Kübalıların eğitim, sağlık gibi sosyal alanlardaki bu başarıları üzerine Dünya Bankası Başkanı Wolfensohn şu yorumu yapıyor:
Küba müthiş iş becermiş... Üstelik bunu bizim tavsiyelerimiz olmadan
yapmışlar. Kendilerini kutlamak gerekir...
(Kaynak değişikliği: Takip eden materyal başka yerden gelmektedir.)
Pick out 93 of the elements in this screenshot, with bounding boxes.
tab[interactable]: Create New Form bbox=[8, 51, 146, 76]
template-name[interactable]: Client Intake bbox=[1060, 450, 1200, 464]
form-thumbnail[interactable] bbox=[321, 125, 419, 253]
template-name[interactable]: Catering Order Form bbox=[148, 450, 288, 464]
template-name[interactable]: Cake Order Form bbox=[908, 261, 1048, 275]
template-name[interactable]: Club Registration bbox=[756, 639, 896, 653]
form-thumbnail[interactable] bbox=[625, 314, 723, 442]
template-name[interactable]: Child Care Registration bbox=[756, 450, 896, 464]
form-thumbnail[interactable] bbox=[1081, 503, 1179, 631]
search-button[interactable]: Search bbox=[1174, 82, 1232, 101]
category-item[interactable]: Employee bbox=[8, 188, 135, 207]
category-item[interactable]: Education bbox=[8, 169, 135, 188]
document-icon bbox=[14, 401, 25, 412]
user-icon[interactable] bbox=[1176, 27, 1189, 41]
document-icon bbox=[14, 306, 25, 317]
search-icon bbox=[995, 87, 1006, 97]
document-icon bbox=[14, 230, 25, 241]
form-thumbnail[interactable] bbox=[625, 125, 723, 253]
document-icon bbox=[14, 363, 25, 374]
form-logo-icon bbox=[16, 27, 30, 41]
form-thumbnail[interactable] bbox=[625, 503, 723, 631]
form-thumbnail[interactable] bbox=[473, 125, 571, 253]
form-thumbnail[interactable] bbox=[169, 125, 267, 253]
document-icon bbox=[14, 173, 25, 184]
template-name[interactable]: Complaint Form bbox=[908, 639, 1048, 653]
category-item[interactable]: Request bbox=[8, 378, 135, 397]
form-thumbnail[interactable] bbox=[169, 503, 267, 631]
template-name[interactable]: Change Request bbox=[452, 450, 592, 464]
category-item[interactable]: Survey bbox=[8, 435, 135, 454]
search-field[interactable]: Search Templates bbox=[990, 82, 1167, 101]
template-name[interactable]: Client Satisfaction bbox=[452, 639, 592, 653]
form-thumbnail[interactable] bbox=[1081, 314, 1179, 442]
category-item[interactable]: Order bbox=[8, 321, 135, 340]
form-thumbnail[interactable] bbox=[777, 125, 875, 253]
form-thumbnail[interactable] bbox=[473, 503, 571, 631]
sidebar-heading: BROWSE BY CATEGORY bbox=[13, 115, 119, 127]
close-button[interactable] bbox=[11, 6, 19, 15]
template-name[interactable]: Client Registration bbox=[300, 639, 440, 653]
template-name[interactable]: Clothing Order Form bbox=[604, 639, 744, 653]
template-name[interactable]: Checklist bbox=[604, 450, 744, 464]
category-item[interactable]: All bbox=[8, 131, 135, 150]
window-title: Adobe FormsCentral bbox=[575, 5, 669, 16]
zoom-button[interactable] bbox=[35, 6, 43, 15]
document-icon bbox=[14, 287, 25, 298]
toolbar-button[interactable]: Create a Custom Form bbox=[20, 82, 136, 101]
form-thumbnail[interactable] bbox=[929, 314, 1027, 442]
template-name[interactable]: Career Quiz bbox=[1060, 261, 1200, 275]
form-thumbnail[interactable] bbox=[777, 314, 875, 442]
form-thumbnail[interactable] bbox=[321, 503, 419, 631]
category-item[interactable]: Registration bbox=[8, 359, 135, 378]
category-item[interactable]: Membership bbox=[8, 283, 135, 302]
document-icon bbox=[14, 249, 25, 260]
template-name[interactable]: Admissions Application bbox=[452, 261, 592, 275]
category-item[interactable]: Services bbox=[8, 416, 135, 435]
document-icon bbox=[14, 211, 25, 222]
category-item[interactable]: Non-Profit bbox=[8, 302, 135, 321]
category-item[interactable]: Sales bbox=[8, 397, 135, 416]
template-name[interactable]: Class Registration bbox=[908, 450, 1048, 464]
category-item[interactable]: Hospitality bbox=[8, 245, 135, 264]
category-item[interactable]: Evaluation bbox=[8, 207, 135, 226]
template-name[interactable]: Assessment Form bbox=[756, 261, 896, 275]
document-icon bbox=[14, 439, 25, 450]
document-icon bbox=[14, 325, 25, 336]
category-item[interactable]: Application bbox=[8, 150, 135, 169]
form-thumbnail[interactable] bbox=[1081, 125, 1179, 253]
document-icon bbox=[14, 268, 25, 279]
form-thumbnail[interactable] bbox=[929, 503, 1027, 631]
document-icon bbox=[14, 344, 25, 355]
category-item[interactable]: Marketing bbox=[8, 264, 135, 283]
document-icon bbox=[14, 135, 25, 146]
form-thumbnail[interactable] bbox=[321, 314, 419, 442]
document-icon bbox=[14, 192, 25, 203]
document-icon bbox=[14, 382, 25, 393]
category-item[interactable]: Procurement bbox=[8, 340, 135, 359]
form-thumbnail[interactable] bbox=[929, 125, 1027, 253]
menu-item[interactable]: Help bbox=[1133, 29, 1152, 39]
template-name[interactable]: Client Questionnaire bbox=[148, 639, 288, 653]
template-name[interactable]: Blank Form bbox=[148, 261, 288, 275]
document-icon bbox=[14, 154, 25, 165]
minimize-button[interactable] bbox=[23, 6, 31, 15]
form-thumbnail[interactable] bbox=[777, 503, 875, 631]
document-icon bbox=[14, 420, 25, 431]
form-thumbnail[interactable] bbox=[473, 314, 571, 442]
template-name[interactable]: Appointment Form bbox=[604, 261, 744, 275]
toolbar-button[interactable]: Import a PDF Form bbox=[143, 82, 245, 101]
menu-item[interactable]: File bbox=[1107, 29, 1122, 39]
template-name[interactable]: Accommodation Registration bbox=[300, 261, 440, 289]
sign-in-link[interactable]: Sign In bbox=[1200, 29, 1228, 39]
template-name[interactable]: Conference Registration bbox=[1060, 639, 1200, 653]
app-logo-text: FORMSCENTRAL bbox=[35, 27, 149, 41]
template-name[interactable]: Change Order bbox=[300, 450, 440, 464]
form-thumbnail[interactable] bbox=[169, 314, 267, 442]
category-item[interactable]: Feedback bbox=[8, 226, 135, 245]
Doğru... İMF ve Dünya Bankasının dediklerini yapsalar onların övgüsünden
mahrum kalacaklardı.
Bu sözleri uzun zamandır saklıyorduk. Aslında geçerken söylenmiş bir
açıklamaya benziyor. Ama bu basitliği içinde bile nasıl sınıfsal bir yanıltma
niyeti taşıyor bir bakın. Adamdaki şu özgüvene, şu kendini beğenmişliğe, şu
yaptığından emin olma tarzına bir bakın. Eh be Wolfensohn kardeş. Eminiz sen de
Amerikalıların devrim öncesi Küba için ne söylediklerini bilirsin. “Küba bizim
kimseye zararı olmayan küçük arka bahçemizdir” derlerdi Amerikalılar. Kendi arka
bahçelerinde ne yapıyorlarsa, oraya da o amaçla giderlerdi. İçki, kumar,
fahişelik, pislik, uyuşturucu... 10 yaşına gelmeden satılan kızlar, daha 20’sine
varmadan pörsüyerek emekliye ayrılan insan vücutları, sadece yüzde 10’lar
düzeyindeki okuma yazma bilen insan sayısı, çocuk ölümlerinde dünya birincileri
arasında yer alan bir ülke, geleceği yok olmuş güruhlar, uyuşturucu batağında
tükenen hayatlar.
İşte Kübalılar, önderleri Kastro ve Che Guevera’yla birlikte ülkelerini
böylesi bir bataklıktan kurtardılar. Eğitimin yaygın, herkese ve parasız hale
getirilmesi, çocuk ölümlerinin yok olma düzeyine indirilmesi, tıbbın ve sağlık
hizmetlerinin başka ülkelere yardım edebilecek denli geliştirilmesi, başı dik
bir dış politika izleyerek emperyalist kamp karşısında kendisini ezdirmeyen bir
ülke yaratılması hep Kübalıların kendi eseridir.
O nedenle Bay Wolfensohn çok şaşırmasın. Eğer Küba halkı, hakikaten İMF ve
Dünya Bankası tavsiyelerini dinleseydi, şu anda herhalde krizlerden kriz
beğenirlerdi. İnanmayan kendi ülkesine baksın!